Al-Zoubi Nabil A
Department of Surgery, Jordan University of Science and Technology, Irbid, Jordan.
Clin Med Insights Case Rep. 2019 Jun 17;12:1179547619855383. doi: 10.1177/1179547619855383. eCollection 2019.
The duodenum and the left renal vein (LRV) occupy the vascular angle made by the superior mesenteric artery (SMA) and the aorta. When the angle becomes too acute, compression of either structure can occur. Although superior mesenteric artery syndrome (SMAS) and renal Nutcracker syndrome (NCS) share the same pathogenesis, concurrent development has rarely been reported.

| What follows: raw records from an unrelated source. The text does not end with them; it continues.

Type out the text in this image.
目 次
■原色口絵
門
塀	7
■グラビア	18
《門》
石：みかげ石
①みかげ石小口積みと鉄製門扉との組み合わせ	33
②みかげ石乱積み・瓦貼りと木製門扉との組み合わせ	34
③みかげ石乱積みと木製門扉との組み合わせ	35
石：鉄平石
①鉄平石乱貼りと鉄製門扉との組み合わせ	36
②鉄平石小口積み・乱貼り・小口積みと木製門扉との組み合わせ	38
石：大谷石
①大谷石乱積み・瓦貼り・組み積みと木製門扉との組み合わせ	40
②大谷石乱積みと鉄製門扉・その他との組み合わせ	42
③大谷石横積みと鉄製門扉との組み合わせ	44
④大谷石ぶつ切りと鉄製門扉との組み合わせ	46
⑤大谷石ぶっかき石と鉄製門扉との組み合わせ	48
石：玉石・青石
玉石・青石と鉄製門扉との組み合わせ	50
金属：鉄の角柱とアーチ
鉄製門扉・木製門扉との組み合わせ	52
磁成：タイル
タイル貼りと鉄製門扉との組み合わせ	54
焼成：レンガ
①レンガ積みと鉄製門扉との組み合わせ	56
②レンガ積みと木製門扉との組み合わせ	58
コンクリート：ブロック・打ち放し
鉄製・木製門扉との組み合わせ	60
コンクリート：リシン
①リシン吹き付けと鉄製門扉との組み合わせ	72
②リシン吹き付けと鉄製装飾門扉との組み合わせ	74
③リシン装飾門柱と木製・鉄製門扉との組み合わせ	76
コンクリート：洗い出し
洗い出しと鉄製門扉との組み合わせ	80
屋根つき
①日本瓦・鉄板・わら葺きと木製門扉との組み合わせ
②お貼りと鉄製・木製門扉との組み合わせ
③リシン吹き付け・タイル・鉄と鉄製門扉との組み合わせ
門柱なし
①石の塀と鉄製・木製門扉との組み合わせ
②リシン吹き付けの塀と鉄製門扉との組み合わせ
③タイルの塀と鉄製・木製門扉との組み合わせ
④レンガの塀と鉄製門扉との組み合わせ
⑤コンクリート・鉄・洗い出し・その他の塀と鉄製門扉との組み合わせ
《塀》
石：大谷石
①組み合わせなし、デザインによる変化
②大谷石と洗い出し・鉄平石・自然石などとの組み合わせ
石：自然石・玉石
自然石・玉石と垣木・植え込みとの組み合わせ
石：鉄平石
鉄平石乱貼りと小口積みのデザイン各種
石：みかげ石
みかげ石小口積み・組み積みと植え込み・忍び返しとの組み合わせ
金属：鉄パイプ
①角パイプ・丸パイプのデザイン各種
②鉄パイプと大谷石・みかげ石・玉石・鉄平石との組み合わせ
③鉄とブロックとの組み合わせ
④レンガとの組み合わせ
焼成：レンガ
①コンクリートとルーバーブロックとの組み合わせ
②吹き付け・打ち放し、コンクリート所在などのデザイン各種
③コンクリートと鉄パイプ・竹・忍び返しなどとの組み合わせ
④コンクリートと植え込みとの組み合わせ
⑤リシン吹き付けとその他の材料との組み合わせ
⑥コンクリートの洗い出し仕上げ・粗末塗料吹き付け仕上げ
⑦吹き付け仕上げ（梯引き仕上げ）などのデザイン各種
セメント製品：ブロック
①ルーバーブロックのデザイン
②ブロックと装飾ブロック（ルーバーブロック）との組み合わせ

A 38-year-old female patient with a past history of gastrojejunostomy operated 6 years ago due to SMAS. She referred to vascular clinic with sever intermittent left-sided loin pain during the last 6 years. Computed tomography (CT)-angiogram and selective LRV angiogram with pressure gradient confirmed the diagnosis of NCS. She was treated by LRV transposition with uneventful recovery and considerable relief of symptoms.
NCS accompanying with SMAS is quite unusual. A patient, who first presents with clinical evidence of SMAS, could also simultaneously or sometime thereafter present with NCS and vice versa.
十二指肠和左肾静脉(LRV)位于肠系膜上动脉(SMA)与主动脉形成的血管夹角处。当该夹角变得过于狭窄时,这两个结构中的任何一个都可能受到压迫。虽然肠系膜上动脉综合征(SMAS)和肾胡桃夹综合征(NCS)具有相同的发病机制,但二者同时发生的情况鲜有报道。
一名38岁女性患者,6年前因SMAS接受了胃空肠吻合术。在过去6年中,她因严重的间歇性左侧腰痛前往血管科就诊。计算机断层扫描(CT)血管造影和选择性LRV血管造影及压力梯度测量确诊为NCS。她接受了LRV转位手术,术后恢复顺利,症状得到明显缓解。
NCS合并SMAS非常罕见。最初表现为SMAS临床症状的患者,也可能同时或之后出现NCS,反之亦然。